Quem é Tétis (Thétis) na Mitologia Grega?

Na mitologia grega, Tétis é uma das principais divindades marinhas, sendo uma das cinquenta nereidas (considerada a mais bonita dentre elas), filhas de Nereu e da oceânide Dóris. Sua figura é marcada por uma ambiguidade fascinante: ao mesmo tempo em que é uma ninfa do mar, associada à beleza e à fluidez das águas, também desempenha papéis decisivos em narrativas que envolvem os deuses olímpicos e os heróis mortais. A tradição literária costuma descrevê-la como “a deusa dos pés prateados”, epíteto que aparece tanto em Hesíodo quanto em Homero, e que reforça sua ligação com o brilho e a pureza das águas marinhas.

A genealogia de Tétis é reveladora. Como filha de Nereu, o “velho do mar”, e de Dóris, ela pertence a uma linhagem de divindades aquáticas que simbolizam a vastidão e a fertilidade do oceano. Sua avó, a titânide Tétis (com grafia distinta em grego: Τηθύς), é frequentemente confundida com a nereida, mas trata-se de uma entidade diferente, ligada à geração dos rios e mares. Essa confusão é comum em português, mas não ocorre em grego, onde a distinção entre Θέτις (Thetis) e Τηθύς (Tethys) é clara.

A vida de Tétis é marcada por episódios que expressam sua proximidade com os deuses olímpicos. Criada por Hera, a rainha dos deuses, Tétis nutria grande amizade por ela. Em um momento crucial, recolheu Hefesto quando este foi lançado do Olimpo por Zeus, demonstrando compaixão e cuidado. Sua relação com Zeus, contudo, é mais complexa. O soberano dos deuses desejava unir-se a ela, mas Tétis resistiu, temendo ferir Hera. Em algumas versões, foi o próprio Zeus quem a repudiou, pois um oráculo havia anunciado que o filho concebido por Tétis poderia destroná-lo. Esse vaticínio também envolvia Posídon, que igualmente se apaixonara pela nereida. Para evitar que a profecia se cumprisse, Zeus decidiu casá-la com um mortal: Peleu, rei da Fítia, descendente de Éaco e amigo de Héracles.

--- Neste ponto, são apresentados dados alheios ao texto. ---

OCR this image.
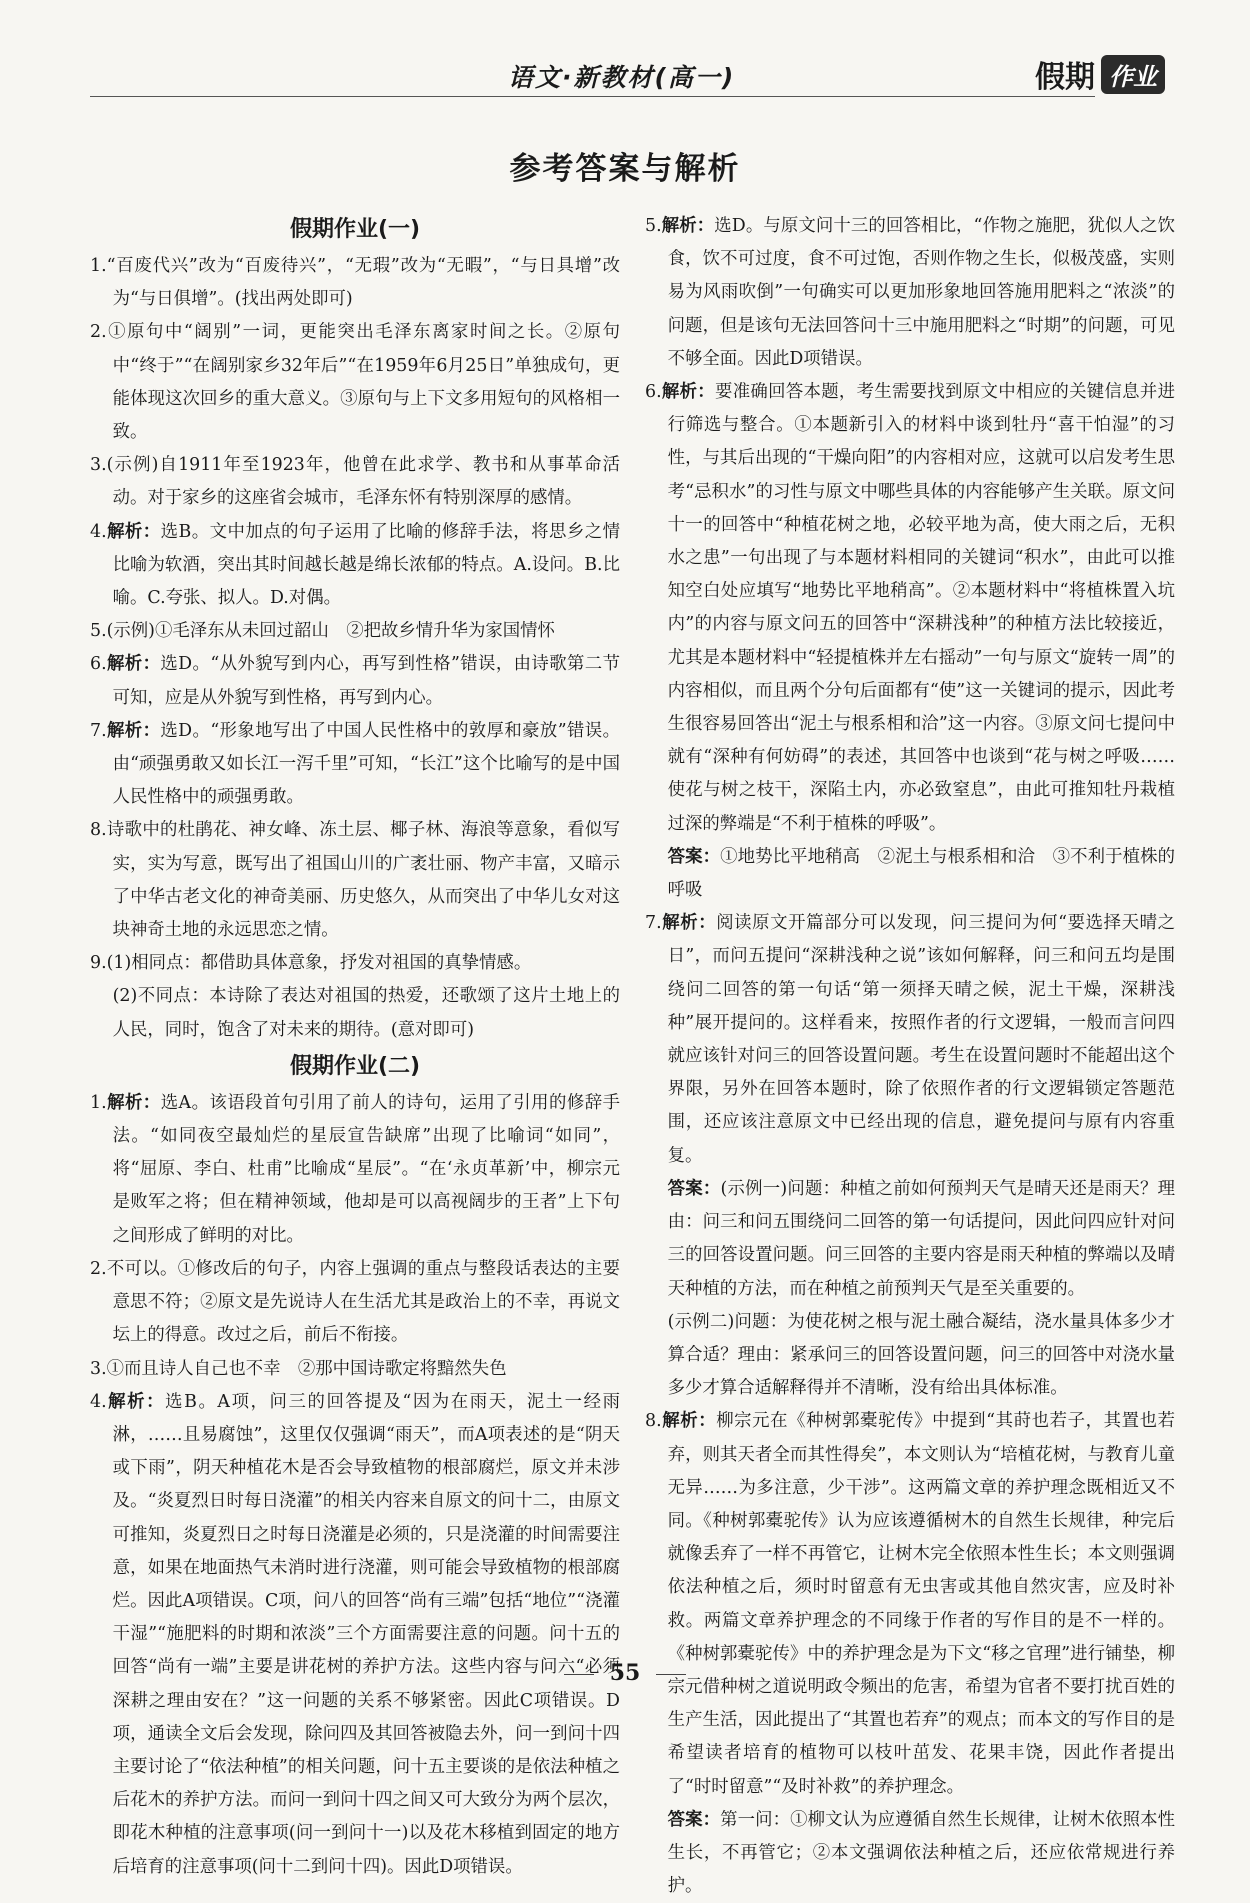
语文·新教材(高一)	假期 作业
参考答案与解析
假期作业(一)

1.“百废代兴”改为“百废待兴”，“无瑕”改为“无暇”，“与日具增”改为“与日俱增”。(找出两处即可)

2.①原句中“阔别”一词，更能突出毛泽东离家时间之长。②原句中“终于”“在阔别家乡32年后”“在1959年6月25日”单独成句，更能体现这次回乡的重大意义。③原句与上下文多用短句的风格相一致。

3.(示例)自1911年至1923年，他曾在此求学、教书和从事革命活动。对于家乡的这座省会城市，毛泽东怀有特别深厚的感情。

4.解析：选B。文中加点的句子运用了比喻的修辞手法，将思乡之情比喻为软酒，突出其时间越长越是绵长浓郁的特点。A.设问。B.比喻。C.夸张、拟人。D.对偶。

5.(示例)①毛泽东从未回过韶山　②把故乡情升华为家国情怀

6.解析：选D。“从外貌写到内心，再写到性格”错误，由诗歌第二节可知，应是从外貌写到性格，再写到内心。

7.解析：选D。“形象地写出了中国人民性格中的敦厚和豪放”错误。由“顽强勇敢又如长江一泻千里”可知，“长江”这个比喻写的是中国人民性格中的顽强勇敢。

8.诗歌中的杜鹃花、神女峰、冻土层、椰子林、海浪等意象，看似写实，实为写意，既写出了祖国山川的广袤壮丽、物产丰富，又暗示了中华古老文化的神奇美丽、历史悠久，从而突出了中华儿女对这块神奇土地的永远思恋之情。

9.(1)相同点：都借助具体意象，抒发对祖国的真挚情感。

(2)不同点：本诗除了表达对祖国的热爱，还歌颂了这片土地上的人民，同时，饱含了对未来的期待。(意对即可)

假期作业(二)

1.解析：选A。该语段首句引用了前人的诗句，运用了引用的修辞手法。“如同夜空最灿烂的星辰宣告缺席”出现了比喻词“如同”，将“屈原、李白、杜甫”比喻成“星辰”。“在‘永贞革新’中，柳宗元是败军之将；但在精神领域，他却是可以高视阔步的王者”上下句之间形成了鲜明的对比。

2.不可以。①修改后的句子，内容上强调的重点与整段话表达的主要意思不符；②原文是先说诗人在生活尤其是政治上的不幸，再说文坛上的得意。改过之后，前后不衔接。

3.①而且诗人自己也不幸　②那中国诗歌定将黯然失色

4.解析：选B。A项，问三的回答提及“因为在雨天，泥土一经雨淋，……且易腐蚀”，这里仅仅强调“雨天”，而A项表述的是“阴天或下雨”，阴天种植花木是否会导致植物的根部腐烂，原文并未涉及。“炎夏烈日时每日浇灌”的相关内容来自原文的问十二，由原文可推知，炎夏烈日之时每日浇灌是必须的，只是浇灌的时间需要注意，如果在地面热气未消时进行浇灌，则可能会导致植物的根部腐烂。因此A项错误。C项，问八的回答“尚有三端”包括“地位”“浇灌干湿”“施肥料的时期和浓淡”三个方面需要注意的问题。问十五的回答“尚有一端”主要是讲花树的养护方法。这些内容与问六“必须深耕之理由安在？”这一问题的关系不够紧密。因此C项错误。D项，通读全文后会发现，除问四及其回答被隐去外，问一到问十四主要讨论了“依法种植”的相关问题，问十五主要谈的是依法种植之后花木的养护方法。而问一到问十四之间又可大致分为两个层次，即花木种植的注意事项(问一到问十一)以及花木移植到固定的地方后培育的注意事项(问十二到问十四)。因此D项错误。

5.解析：选D。与原文问十三的回答相比，“作物之施肥，犹似人之饮食，饮不可过度，食不可过饱，否则作物之生长，似极茂盛，实则易为风雨吹倒”一句确实可以更加形象地回答施用肥料之“浓淡”的问题，但是该句无法回答问十三中施用肥料之“时期”的问题，可见不够全面。因此D项错误。

6.解析：要准确回答本题，考生需要找到原文中相应的关键信息并进行筛选与整合。①本题新引入的材料中谈到牡丹“喜干怕湿”的习性，与其后出现的“干燥向阳”的内容相对应，这就可以启发考生思考“忌积水”的习性与原文中哪些具体的内容能够产生关联。原文问十一的回答中“种植花树之地，必较平地为高，使大雨之后，无积水之患”一句出现了与本题材料相同的关键词“积水”，由此可以推知空白处应填写“地势比平地稍高”。②本题材料中“将植株置入坑内”的内容与原文问五的回答中“深耕浅种”的种植方法比较接近，尤其是本题材料中“轻提植株并左右摇动”一句与原文“旋转一周”的内容相似，而且两个分句后面都有“使”这一关键词的提示，因此考生很容易回答出“泥土与根系相和洽”这一内容。③原文问七提问中就有“深种有何妨碍”的表述，其回答中也谈到“花与树之呼吸……使花与树之枝干，深陷土内，亦必致窒息”，由此可推知牡丹栽植过深的弊端是“不利于植株的呼吸”。

答案：①地势比平地稍高　②泥土与根系相和洽　③不利于植株的呼吸

7.解析：阅读原文开篇部分可以发现，问三提问为何“要选择天晴之日”，而问五提问“深耕浅种之说”该如何解释，问三和问五均是围绕问二回答的第一句话“第一须择天晴之候，泥土干燥，深耕浅种”展开提问的。这样看来，按照作者的行文逻辑，一般而言问四就应该针对问三的回答设置问题。考生在设置问题时不能超出这个界限，另外在回答本题时，除了依照作者的行文逻辑锁定答题范围，还应该注意原文中已经出现的信息，避免提问与原有内容重复。

答案：(示例一)问题：种植之前如何预判天气是晴天还是雨天？理由：问三和问五围绕问二回答的第一句话提问，因此问四应针对问三的回答设置问题。问三回答的主要内容是雨天种植的弊端以及晴天种植的方法，而在种植之前预判天气是至关重要的。

(示例二)问题：为使花树之根与泥土融合凝结，浇水量具体多少才算合适？理由：紧承问三的回答设置问题，问三的回答中对浇水量多少才算合适解释得并不清晰，没有给出具体标准。

8.解析：柳宗元在《种树郭橐驼传》中提到“其莳也若子，其置也若弃，则其天者全而其性得矣”，本文则认为“培植花树，与教育儿童无异……为多注意，少干涉”。这两篇文章的养护理念既相近又不同。《种树郭橐驼传》认为应该遵循树木的自然生长规律，种完后就像丢弃了一样不再管它，让树木完全依照本性生长；本文则强调依法种植之后，须时时留意有无虫害或其他自然灾害，应及时补救。两篇文章养护理念的不同缘于作者的写作目的是不一样的。《种树郭橐驼传》中的养护理念是为下文“移之官理”进行铺垫，柳宗元借种树之道说明政令频出的危害，希望为官者不要打扰百姓的生产生活，因此提出了“其置也若弃”的观点；而本文的写作目的是希望读者培育的植物可以枝叶茁发、花果丰饶，因此作者提出了“时时留意”“及时补救”的养护理念。

答案：第一问：①柳文认为应遵循自然生长规律，让树木依照本性生长，不再管它；②本文强调依法种植之后，还应依常规进行养护。

55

A união foi celebrada na presença dos deuses e das musas, mas não sem resistência da própria Tétis, que se transformava em diversos elementos para escapar do noivo. Apenas quando Peleu, instruído pelo centauro Quíron, conseguiu segurá-la firmemente, ela retornou à forma natural e aceitou o matrimônio. Da união nasceram sete filhos, entre os quais Aquiles, o mais famoso. A tentativa de Tétis de purificar seus filhos da mortalidade paterna é um aspecto dramático de sua história: expunha-os ao fogo para eliminar o elemento humano, mas esse processo resultava na morte das crianças. Quando tentou fazê-lo com Aquiles, Peleu interveio, salvando-o. Irritada, Tétis abandonou o marido e retornou ao fundo do mar.

A relação de Tétis com Aquiles é central para compreender sua importância na mitologia. Como mãe protetora, ela acompanhou o herói ao longo de sua vida, tentando afastá-lo dos perigos e consolando-o em suas tristezas. Contudo, não pôde evitar o destino que o aguardava: a morte na guerra de Troia. A inevitabilidade do destino, mesmo diante da intervenção divina, é um tema recorrente na mitologia grega, e Tétis encarna essa tensão entre amor materno e fatalidade. Após a morte de Aquiles, ela assumiu a proteção de Neoptólemo, filho do herói, perpetuando sua função de guardiã.

A figura de Tétis também é significativa no contexto da guerra de Troia. Foi em seu casamento com Peleu que ocorreu o famoso episódio da maçã dourada, lançada por Éris, a deusa da discórdia, e que desencadeou os eventos que culminariam no conflito. Assim, Tétis, ainda que indiretamente, está ligada ao início da guerra que se tornaria o cenário da Ilíada.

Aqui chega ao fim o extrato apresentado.